The last sentence of the article is worth reading multiple times.

Re: I Thought My Ivy League Degrees Would Protect Me From Bigotry. I Was Wrong.

Everybody faces racism at some point in time in their lives. Be it a white,black, Christian, Muslim everyone.

Some people though want to make a mountain out of the molehill.

Re: I Thought My Ivy League Degrees Would Protect Me From Bigotry. I Was Wrong.

See when your arguments don't have any legs to stand you stoop to name calling and pseudo victim card. Yeah the blacks don't blow themselves up yet they face racism and that's the point I was trying to drill into you, racism is about the mindset of racist and got nothing to do with background of abused.

One black man does not have to face racism for crimes of other black men and same goes for every other race.

Re: I Thought My Ivy League Degrees Would Protect Me From Bigotry. I Was Wrong.

When we tend to trivialize what another segment goes through, everyone loses.

Re: I Thought My Ivy League Degrees Would Protect Me From Bigotry. I Was Wrong.

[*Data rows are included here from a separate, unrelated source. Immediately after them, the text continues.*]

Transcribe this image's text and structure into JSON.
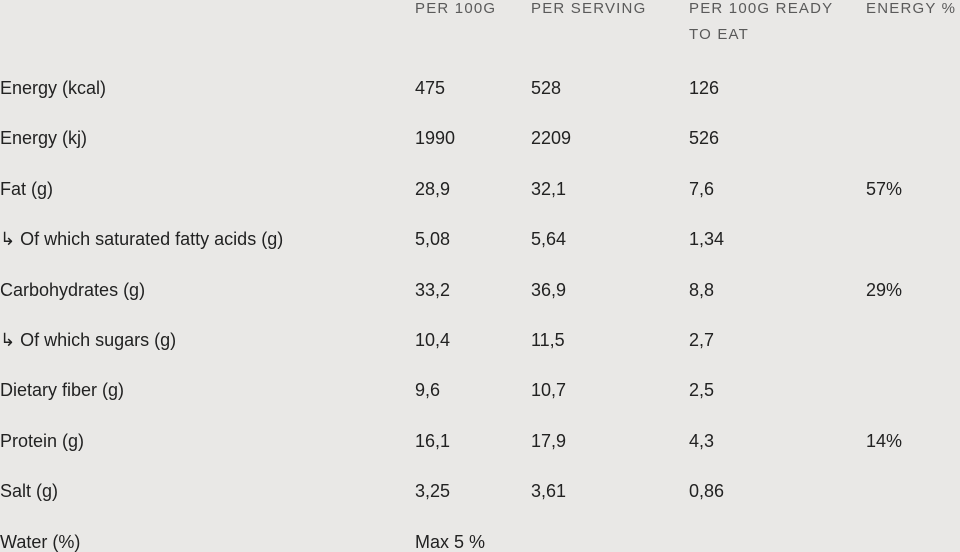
{
  "table": {
    "headers": [
      "PER 100G",
      "PER SERVING",
      "PER 100G READY TO EAT",
      "ENERGY %"
    ],
    "rows": [
      {
        "label": "Energy (kcal)",
        "values": [
          "475",
          "528",
          "126"
        ]
      },
      {
        "label": "Energy (kj)",
        "values": [
          "1990",
          "2209",
          "526"
        ]
      },
      {
        "label": "Fat (g)",
        "values": [
          "28,9",
          "32,1",
          "7,6",
          "57%"
        ]
      },
      {
        "label": "↳ Of which saturated fatty acids (g)",
        "values": [
          "5,08",
          "5,64",
          "1,34"
        ]
      },
      {
        "label": "Carbohydrates (g)",
        "values": [
          "33,2",
          "36,9",
          "8,8",
          "29%"
        ]
      },
      {
        "label": "↳ Of which sugars (g)",
        "values": [
          "10,4",
          "11,5",
          "2,7"
        ]
      },
      {
        "label": "Dietary fiber (g)",
        "values": [
          "9,6",
          "10,7",
          "2,5"
        ]
      },
      {
        "label": "Protein (g)",
        "values": [
          "16,1",
          "17,9",
          "4,3",
          "14%"
        ]
      },
      {
        "label": "Salt (g)",
        "values": [
          "3,25",
          "3,61",
          "0,86"
        ]
      },
      {
        "label": "Water (%)",
        "values": [
          "Max 5 %"
        ]
      }
    ]
  }
}
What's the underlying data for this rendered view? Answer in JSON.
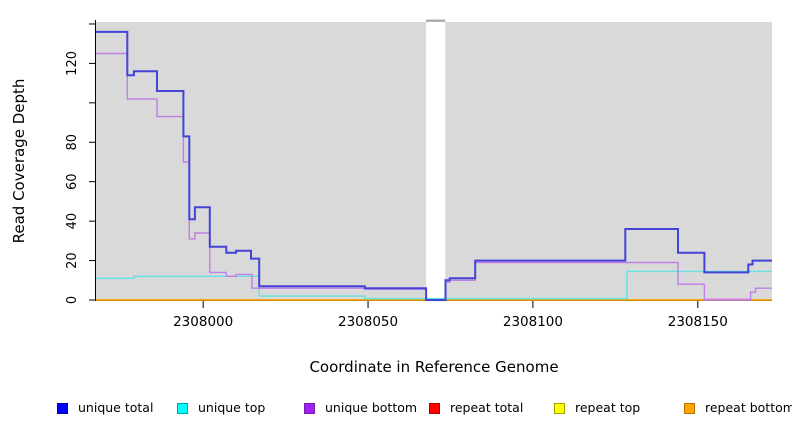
{
  "chart_data": {
    "type": "line",
    "subtype": "step-coverage-plot",
    "title": "",
    "xlabel": "Coordinate in Reference Genome",
    "ylabel": "Read Coverage Depth",
    "xlim": [
      2307967.5,
      2308172.5
    ],
    "ylim": [
      0,
      141
    ],
    "plot_background": "#d9d9d9",
    "page_background": "#ffffff",
    "axis_color": "#000000",
    "grid": "off",
    "legend_position": "bottom",
    "x_axis": {
      "values": [
        2308000,
        2308050,
        2308100,
        2308150
      ],
      "labels": [
        "2308000",
        "2308050",
        "2308100",
        "2308150"
      ]
    },
    "y_axis": {
      "values": [
        0,
        20,
        40,
        60,
        80,
        100,
        120,
        140
      ],
      "labels": [
        "0",
        "20",
        "40",
        "60",
        "80",
        "",
        "120",
        ""
      ]
    },
    "gap_region": {
      "x_start": 2308067.6,
      "x_end": 2308073.4,
      "fill": "#ffffff",
      "cap_color": "#aeaeae"
    },
    "x_end": 2308172.5,
    "series": [
      {
        "name": "repeat total",
        "color": "#cc2222",
        "width": 1.2,
        "points": [
          [
            2307967.5,
            0
          ]
        ]
      },
      {
        "name": "repeat top",
        "color": "#e8e800",
        "width": 1.2,
        "points": [
          [
            2307967.5,
            0
          ]
        ]
      },
      {
        "name": "repeat bottom",
        "color": "#ffa200",
        "width": 1.6,
        "points": [
          [
            2307967.5,
            0
          ]
        ]
      },
      {
        "name": "unique top",
        "color": "#63e3e3",
        "width": 1.4,
        "points": [
          [
            2307967.5,
            11
          ],
          [
            2307979,
            12
          ],
          [
            2308017,
            2
          ],
          [
            2308049,
            0.7
          ],
          [
            2308128.5,
            14.5
          ]
        ]
      },
      {
        "name": "unique bottom",
        "color": "#bf7fe6",
        "width": 1.4,
        "points": [
          [
            2307967.5,
            125
          ],
          [
            2307977,
            102
          ],
          [
            2307986,
            93
          ],
          [
            2307994,
            70
          ],
          [
            2307995.8,
            31
          ],
          [
            2307997.5,
            34
          ],
          [
            2308002,
            14
          ],
          [
            2308007,
            12
          ],
          [
            2308010,
            13
          ],
          [
            2308014.8,
            6
          ],
          [
            2308049,
            5.5
          ],
          [
            2308067.6,
            0
          ],
          [
            2308073.5,
            9
          ],
          [
            2308074.8,
            10
          ],
          [
            2308082.5,
            19
          ],
          [
            2308144,
            8
          ],
          [
            2308152,
            0
          ],
          [
            2308166,
            4
          ],
          [
            2308167.5,
            6
          ]
        ]
      },
      {
        "name": "unique total",
        "color": "#4343d7",
        "width": 2,
        "points": [
          [
            2307967.5,
            136
          ],
          [
            2307977,
            114
          ],
          [
            2307979,
            116
          ],
          [
            2307986,
            106
          ],
          [
            2307994,
            83
          ],
          [
            2307995.8,
            41
          ],
          [
            2307997.5,
            47
          ],
          [
            2308002,
            27
          ],
          [
            2308007,
            24
          ],
          [
            2308010,
            25
          ],
          [
            2308014.5,
            21
          ],
          [
            2308017,
            7
          ],
          [
            2308049,
            6
          ],
          [
            2308067.6,
            0
          ],
          [
            2308073.5,
            10
          ],
          [
            2308074.8,
            11
          ],
          [
            2308082.5,
            20
          ],
          [
            2308128,
            36
          ],
          [
            2308144,
            24
          ],
          [
            2308152,
            14
          ],
          [
            2308165.3,
            18
          ],
          [
            2308166.6,
            20
          ]
        ]
      }
    ],
    "overlap_segments": [
      {
        "note": "unique top overlapping repeat bottom near zero",
        "color": "#90cd90",
        "y": 0.6,
        "x_start": 2308049,
        "x_end": 2308128.5
      },
      {
        "note": "unique bottom overlapping repeat bottom near zero",
        "color": "#e884d8",
        "y": 0.4,
        "x_start": 2308152,
        "x_end": 2308166
      }
    ]
  },
  "legend": {
    "items": [
      {
        "label": "unique total",
        "fill": "#0000ff",
        "border": "#0000b3"
      },
      {
        "label": "unique top",
        "fill": "#00ffff",
        "border": "#00a3a3"
      },
      {
        "label": "unique bottom",
        "fill": "#a020f0",
        "border": "#7a1ab8"
      },
      {
        "label": "repeat total",
        "fill": "#ff0000",
        "border": "#b30000"
      },
      {
        "label": "repeat top",
        "fill": "#ffff00",
        "border": "#a3a300"
      },
      {
        "label": "repeat bottom",
        "fill": "#ffa500",
        "border": "#b37400"
      }
    ]
  }
}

PCG, nowhere did I imply that hijabis are the only ones facing discrimination. For you, they have to converse with you to find out you are muslim. For hijabis, they already know, and then throw sentences assuming things about them. Some hijabi physicians that I personally know have been treated like they are less intelligent then their counterparts, only because they wear a head scarf.

I disagree about her thinking that her ivy league degree would shield her against bigotry, but what I do agree with is raising awareness that this bias does exist. If we don't stand up to it/recognize it, then what message are we sending? That let's take the bigotry in stride, and be grateful for what this country has bestowed on us (which most people are)? If that's going to be our collective mindset, then we/our kids deserve to be treated that way.

Re: I Thought My Ivy League Degrees Would Protect Me From Bigotry. I Was Wrong.

Is it okay for doctor to call African American father of patient child an angry black man?